Salomon Beas dénonce l’ethno-tribalisme au sein du MRC
Salomon Beas dénonce l’ethno-tribalisme au sein du MRC
L’ancien militant du Mouvement pour la Renaissance du Cameroun (MRC) pointe du doigt les pratiques antidémocratiques de son ancien parti. Une sortie médiatisée qui relance le débat sur la gouvernance interne des formations politiques camerounaises.
Sur sa page Facebook, Salomon Beas a partagé une analyse cinglante concernant son ancien parti politique, le MRC. Sous le titre évocateur « Purge tribale ou lutte démocratique au sein du MRC », il y expose les dysfonctionnements qu’il juge graves au sein de cette formation politique camerounaise.
Un parti qui trahit ses fondements démocratiques
L’ancien militant du MRC y critique vertement la structure interne du parti. Selon lui, l’organisation, qui se présentait comme une vitrine démocratique pour les citoyens engagés, a dévié de ses principes fondateurs. Beas dénonce un système de domination ethno-tribale déguisé en démarche politique.
« Le MRC, dans sa construction étymologique, devait offrir un terrain fertile pour cultiver une culture politique saine et poser les bases d’une démocratie utile pour notre pays. Pourtant, il n’a été qu’un trompe-l’œil : une fois à l’intérieur, on se fait dévorer de toute sa substance et on se voit privé de toute évolution possible, même si l’envie nous en prend. »
L’ancien membre du parti décrit une organisation où la tribu prime sur les idées et où une chasse systématique à l’élimination des dissidents serait pratiquée. Une situation qu’il compare à une secte ethno-fasciste, reprenant à son compte les analyses de feu Paul Eric Kingue, autre figure emblématique du MRC.
La domination ethnique au cœur du système
Salomon Beas s’appuie sur les écrits de Kingue pour étayer ses propos.
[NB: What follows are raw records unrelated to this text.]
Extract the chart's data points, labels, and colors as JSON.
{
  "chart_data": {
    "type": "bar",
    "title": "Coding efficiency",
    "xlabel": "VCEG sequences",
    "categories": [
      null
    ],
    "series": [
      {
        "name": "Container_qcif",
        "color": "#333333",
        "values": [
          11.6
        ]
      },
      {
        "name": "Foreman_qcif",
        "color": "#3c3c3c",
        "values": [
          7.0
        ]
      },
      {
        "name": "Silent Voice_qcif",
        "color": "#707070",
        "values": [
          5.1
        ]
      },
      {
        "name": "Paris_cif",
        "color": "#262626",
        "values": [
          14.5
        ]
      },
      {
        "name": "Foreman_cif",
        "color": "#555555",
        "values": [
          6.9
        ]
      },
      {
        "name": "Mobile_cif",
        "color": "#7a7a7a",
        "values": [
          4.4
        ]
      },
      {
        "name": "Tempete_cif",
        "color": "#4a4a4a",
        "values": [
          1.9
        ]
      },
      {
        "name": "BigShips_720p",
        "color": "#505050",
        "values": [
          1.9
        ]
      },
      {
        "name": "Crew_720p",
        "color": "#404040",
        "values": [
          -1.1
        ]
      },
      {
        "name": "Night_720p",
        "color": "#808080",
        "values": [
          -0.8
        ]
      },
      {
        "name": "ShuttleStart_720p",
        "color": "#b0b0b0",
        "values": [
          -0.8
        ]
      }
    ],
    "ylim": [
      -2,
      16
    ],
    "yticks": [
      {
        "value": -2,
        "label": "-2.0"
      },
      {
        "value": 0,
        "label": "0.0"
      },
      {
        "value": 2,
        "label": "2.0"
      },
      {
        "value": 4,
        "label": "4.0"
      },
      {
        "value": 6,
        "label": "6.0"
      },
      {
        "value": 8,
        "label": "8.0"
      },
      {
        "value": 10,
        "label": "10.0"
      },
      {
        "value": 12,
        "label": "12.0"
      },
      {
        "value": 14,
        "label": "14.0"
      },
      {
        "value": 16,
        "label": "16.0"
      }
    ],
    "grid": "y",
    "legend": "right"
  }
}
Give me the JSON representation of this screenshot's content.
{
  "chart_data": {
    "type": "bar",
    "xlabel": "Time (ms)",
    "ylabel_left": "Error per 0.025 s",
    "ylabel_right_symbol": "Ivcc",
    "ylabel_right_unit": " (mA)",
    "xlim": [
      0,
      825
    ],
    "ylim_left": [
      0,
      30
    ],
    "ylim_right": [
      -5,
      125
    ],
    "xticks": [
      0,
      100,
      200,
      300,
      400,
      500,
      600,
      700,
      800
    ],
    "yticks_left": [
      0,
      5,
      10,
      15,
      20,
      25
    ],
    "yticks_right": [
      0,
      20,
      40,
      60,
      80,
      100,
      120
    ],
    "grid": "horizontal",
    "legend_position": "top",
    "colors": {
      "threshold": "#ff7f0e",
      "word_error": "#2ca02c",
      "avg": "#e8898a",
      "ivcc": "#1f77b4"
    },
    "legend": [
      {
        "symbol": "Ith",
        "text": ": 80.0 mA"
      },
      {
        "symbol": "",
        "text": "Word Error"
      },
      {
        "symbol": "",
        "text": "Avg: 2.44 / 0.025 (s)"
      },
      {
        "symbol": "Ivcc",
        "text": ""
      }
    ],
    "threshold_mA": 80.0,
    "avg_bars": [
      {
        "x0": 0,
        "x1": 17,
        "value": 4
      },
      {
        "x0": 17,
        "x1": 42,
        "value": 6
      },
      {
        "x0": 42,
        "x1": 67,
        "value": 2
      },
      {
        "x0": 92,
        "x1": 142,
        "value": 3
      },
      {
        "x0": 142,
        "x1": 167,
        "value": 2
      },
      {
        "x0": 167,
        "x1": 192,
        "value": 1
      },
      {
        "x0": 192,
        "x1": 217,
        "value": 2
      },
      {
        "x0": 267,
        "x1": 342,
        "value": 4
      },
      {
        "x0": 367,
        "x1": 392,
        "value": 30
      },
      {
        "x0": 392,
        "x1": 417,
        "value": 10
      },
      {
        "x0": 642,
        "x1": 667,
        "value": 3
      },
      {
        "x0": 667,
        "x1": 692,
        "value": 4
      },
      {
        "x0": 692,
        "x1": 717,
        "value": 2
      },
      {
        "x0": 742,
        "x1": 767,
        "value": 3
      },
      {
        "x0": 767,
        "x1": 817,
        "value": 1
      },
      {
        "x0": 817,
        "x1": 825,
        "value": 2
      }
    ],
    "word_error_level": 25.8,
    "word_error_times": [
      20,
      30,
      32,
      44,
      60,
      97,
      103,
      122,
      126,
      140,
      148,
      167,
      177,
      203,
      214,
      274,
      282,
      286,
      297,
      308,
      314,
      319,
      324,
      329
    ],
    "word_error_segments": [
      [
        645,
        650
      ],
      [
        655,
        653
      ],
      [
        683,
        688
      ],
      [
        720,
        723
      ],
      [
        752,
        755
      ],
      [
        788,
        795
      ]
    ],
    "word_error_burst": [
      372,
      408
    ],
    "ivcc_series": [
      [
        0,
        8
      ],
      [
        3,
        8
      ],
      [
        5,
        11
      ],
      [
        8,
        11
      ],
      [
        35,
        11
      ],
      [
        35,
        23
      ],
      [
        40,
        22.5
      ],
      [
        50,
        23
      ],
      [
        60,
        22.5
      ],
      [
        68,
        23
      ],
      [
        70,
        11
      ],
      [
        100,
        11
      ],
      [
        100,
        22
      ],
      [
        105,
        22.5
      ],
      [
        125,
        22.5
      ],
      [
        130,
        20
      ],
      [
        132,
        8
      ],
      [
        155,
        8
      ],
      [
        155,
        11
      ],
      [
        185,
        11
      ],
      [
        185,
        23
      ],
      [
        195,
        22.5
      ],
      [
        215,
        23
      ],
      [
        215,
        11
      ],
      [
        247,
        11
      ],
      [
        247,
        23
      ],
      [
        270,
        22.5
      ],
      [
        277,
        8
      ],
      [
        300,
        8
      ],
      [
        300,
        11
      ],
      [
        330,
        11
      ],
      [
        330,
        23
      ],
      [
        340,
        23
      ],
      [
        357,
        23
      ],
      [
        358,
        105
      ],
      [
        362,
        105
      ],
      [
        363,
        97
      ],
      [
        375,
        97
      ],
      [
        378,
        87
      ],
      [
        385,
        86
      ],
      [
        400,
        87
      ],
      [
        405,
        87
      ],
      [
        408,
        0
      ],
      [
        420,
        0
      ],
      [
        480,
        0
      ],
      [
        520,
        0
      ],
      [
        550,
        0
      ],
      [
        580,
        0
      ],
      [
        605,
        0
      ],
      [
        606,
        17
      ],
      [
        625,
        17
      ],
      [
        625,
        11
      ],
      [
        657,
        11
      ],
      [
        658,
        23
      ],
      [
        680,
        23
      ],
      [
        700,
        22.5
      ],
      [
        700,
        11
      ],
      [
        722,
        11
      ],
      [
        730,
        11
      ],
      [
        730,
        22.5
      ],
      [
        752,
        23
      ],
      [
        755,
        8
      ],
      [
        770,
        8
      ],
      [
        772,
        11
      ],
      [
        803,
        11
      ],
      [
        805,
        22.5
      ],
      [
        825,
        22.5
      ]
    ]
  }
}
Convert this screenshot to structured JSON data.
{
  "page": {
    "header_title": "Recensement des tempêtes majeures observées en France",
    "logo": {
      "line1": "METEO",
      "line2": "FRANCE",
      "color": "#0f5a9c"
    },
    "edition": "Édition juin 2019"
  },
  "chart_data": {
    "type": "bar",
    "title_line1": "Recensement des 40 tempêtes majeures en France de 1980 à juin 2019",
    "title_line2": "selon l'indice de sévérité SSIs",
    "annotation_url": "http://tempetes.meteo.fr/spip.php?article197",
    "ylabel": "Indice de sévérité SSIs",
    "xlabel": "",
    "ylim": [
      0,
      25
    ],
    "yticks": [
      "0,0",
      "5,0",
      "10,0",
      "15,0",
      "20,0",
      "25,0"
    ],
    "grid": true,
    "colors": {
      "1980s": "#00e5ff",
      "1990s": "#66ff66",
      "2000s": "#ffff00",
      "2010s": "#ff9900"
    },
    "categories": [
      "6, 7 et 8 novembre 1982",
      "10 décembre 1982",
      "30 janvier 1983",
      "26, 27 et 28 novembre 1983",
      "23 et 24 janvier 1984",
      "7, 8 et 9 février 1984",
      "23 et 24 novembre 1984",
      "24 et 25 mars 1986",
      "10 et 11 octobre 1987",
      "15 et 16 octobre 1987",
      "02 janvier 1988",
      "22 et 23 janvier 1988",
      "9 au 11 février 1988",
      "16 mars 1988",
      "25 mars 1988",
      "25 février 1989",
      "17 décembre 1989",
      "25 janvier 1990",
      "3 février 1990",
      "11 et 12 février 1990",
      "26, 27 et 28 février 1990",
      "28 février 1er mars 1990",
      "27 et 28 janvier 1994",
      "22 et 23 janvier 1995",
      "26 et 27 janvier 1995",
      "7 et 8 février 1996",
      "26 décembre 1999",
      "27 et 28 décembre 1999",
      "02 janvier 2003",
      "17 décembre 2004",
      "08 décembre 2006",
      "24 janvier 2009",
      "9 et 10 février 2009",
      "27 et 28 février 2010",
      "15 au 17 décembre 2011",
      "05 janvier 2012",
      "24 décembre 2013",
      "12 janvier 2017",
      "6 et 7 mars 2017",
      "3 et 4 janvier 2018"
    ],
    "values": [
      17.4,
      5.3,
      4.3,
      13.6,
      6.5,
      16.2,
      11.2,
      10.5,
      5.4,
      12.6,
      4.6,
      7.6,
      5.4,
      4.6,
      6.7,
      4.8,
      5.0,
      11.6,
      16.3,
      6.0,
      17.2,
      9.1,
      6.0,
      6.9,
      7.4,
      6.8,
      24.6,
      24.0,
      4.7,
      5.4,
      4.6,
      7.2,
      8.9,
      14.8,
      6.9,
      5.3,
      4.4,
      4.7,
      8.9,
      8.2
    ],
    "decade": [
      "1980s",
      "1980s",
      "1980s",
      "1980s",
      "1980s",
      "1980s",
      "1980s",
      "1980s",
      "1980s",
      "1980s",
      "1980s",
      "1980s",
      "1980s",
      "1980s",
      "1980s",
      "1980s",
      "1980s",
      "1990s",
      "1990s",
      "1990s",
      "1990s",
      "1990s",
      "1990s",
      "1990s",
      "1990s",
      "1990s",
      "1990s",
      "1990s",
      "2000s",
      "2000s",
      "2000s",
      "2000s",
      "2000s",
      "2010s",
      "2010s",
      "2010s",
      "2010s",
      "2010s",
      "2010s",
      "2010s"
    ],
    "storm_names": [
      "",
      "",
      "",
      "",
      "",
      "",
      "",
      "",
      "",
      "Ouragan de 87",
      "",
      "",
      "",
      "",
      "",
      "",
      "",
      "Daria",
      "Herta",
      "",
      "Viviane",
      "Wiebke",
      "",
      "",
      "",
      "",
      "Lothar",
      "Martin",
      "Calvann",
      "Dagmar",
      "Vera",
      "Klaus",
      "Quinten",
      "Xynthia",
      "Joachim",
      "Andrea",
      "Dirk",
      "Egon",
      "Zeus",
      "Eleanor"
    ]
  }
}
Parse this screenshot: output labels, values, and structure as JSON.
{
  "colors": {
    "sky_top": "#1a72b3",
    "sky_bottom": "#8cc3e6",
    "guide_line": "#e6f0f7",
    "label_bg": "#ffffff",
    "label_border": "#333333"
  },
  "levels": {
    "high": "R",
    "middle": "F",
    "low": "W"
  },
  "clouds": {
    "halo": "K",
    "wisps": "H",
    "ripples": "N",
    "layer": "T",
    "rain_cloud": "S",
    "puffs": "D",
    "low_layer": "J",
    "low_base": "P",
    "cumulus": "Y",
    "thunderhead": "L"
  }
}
Ce dernier avait qualifié le MRC de secte ethno-fasciste et tribale, utilisant les militants comme de simples vernis ou parpaings pour servir ses ambitions politiques. Une métaphore qui illustre selon Beas la réalité actuelle du parti.
« Le constat est amer : au sein du MRC, la tribu prend le dessus sur les idées. La chasse à l’élimination est devenue un principe de fonctionnement. Ce que nous reprochons au RDPC, le MRC l’applique avec une subtilité qui puise dans la vision ethnique dominante, une culture de l’assujettissement au chef. Or, nous sommes en politique, pas dans des chefferies traditionnelles. »
L’ancien militant dénonce ainsi l’instrumentalisation de l’appartenance ethnique au service d’un projet politique personnel, transformant une formation prétendument démocratique en un outil de pouvoir clanique.
Un appel à la réflexion sur la démocratie camerounaise
Cette sortie de Salomon Beas s’inscrit dans un débat plus large sur la santé de la démocratie au Cameroun. En pointant du doigt les dérives internes du MRC, il invite à une remise en question des pratiques politiques au sein des partis camerounais. Une prise de position qui pourrait relancer les discussions sur l’éthique politique et la transparence dans la gestion des formations politiques du pays.